Coronavirus, prima “mappa” di chi ha gli anticorpi in Lombardia: a Bergamo picchi del 43%, Milano sotto il 10%. Infezione non è stata molto diffusa [DATI]
Primi dati dall’indagine epidemiologica condotta in Lombardia
Quello degli asintomatici è sempre stato un tema molto dibattuto per quanto riguarda la pandemia di coronavirus perché implica che molte persone, contagiate ma senza mostrare sintomi, potrebbero infettare inconsapevolmente gli altri. Ora arrivano i primi dati dall’indagine epidemiologica condotta in Lombardia, la regione più colpita d’Italia dall’epidemia. Il gruppo Humanitas ha condotto il primo studio epidemiologico italiano di grandi dimensioni su 4mila professionisti delle strutture lombarde del gruppo, che hanno sede in diverse zone della Regione. Lo studio si basa sui test sierologici che, in caso di IgG positive (sviluppo degli anticorpi), sono stati seguiti dai tamponi.

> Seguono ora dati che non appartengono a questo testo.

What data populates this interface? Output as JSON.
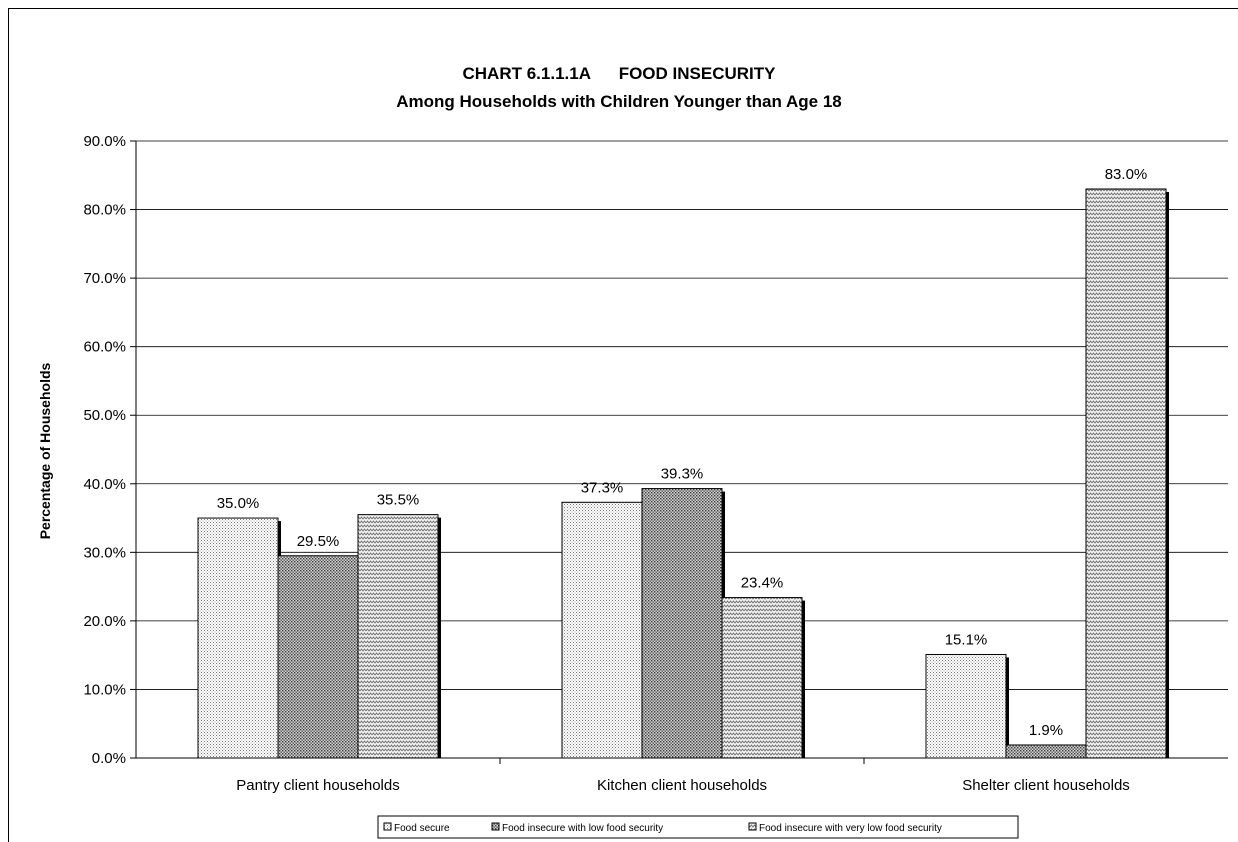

“Abbiamo testato e misurato la presenza di anticorpi IgG contro Sars-CoV-2, che rappresentano la traccia del contatto con il virus e potrebbero avere un ruolo protettivo — spiega Maria Rescigno, ricercatrice di Humanitas e docente di Humanitas University — in 3.985 persone. Tutti professionisti di ospedali e centri medici Humanitas in Lombardia”. L’obiettivo era capire dove e come il virus sia circolato e se i dipendenti degli ospedali siano stati più esposti. Secondo quanto emerso dallo studio, i lavoratori in ambito sanitario hanno avuto un’esposizione al virus tutto sommato in linea col resto della popolazione, il che potrebbe essere spiegato dall’adozione protocolli di protezione adeguati nelle strutture del gruppo per evitare che gli ambienti ospedalieri diventassero “centri di diffusione del contagio”.
Lo studio può contribuire a rivelare quale livello di “immunità di gregge” potrebbe essere stato raggiunto nelle diverse aree della Lombardia. Rispetto a una media del 15%, si va dal 3% di Humanitas medical care di Varese, al 43% di Humanitas a Bergamo. Nelle strutture intorno a Milano la percentuale di chi ha avuto il coronavirus (sintomatico o no) si aggira tra il 6% e il 9%, un dato di fatto in linea con tutte le altre indagini e le stime fatte fino ad oggi dagli epidemiologi, che fissano quella quota intorno al 10%. “Lo studio — spiega Alberto Mantovani, direttore scientifico di Humanitas e professore emerito di Humanitas University — mira a contribuire allo sviluppo delle conoscenze sulla risposta anticorpale e sulla correlazione tra questa e la protezione dal virus. Un lavoro che si distingue per dimensioni e perché dedicato a una popolazione specifica. Emerge che l’ospedale, se ben protetto, può essere un luogo sicuro per i pazienti e per chi ci lavora. I dati evidenziano inoltre come la diffusione del virus tra il personale sia in linea con la situazione del territorio di appartenenza”.
“Il progetto non ha l’obiettivo di fornire la cosiddetta “patente immunitaria” — conclude Mantovani — perché allo stato attuale delle conoscenze nessuno può assicurare che una persona non si ammalerà, o riammalerà, di Covid-19 sulla base della presenza di anticorpi. In futuro sarà però possibile chiarire la relazione esistente fra i diversi livelli di anticorpi e la resistenza al virus, aiutandoci a definire la quantità di anticorpi necessaria per avere una protezione efficace. Inoltre, permetterà di capire quanto durano la risposta e la memoria immunologica e, quindi, l’eventuale protezione”.
Da questi dati, ci si attendeva forse numeri più alti nella regione italiana più colpita dal coronavirus, che avrebbero indicato una grande diffusione dell’epidemia in Lombardia e fornito allo stesso tempo una fotografia generale per il Paese. Invece i dati forniti dai test sierologici eseguiti sul personale degli ospedali, dunque sulle persone più esposte al rischio di contrarre il virus, sembrano indicare che non ci sia stata una diffusione massiccia del COVID-19 neanche in Lombardia, come successo nelle regioni del Centro-Sud in cui i test sierologici hanno dato risultati praticamente tutti negativi. Questo significa che i numeri sui contagi in Italia emersi grazie ai tamponi effettuati non si discostano molto dalla realtà. Sicuramente includendo anche coloro che hanno superato la malattia con pochi sintomi o addirittura nessun sintomo, il numero dei casi confermati in tutt’Italia sarà maggiore, ma da questi primi dati la differenza non sembra essere enorme, come precedentemente ipotizzato.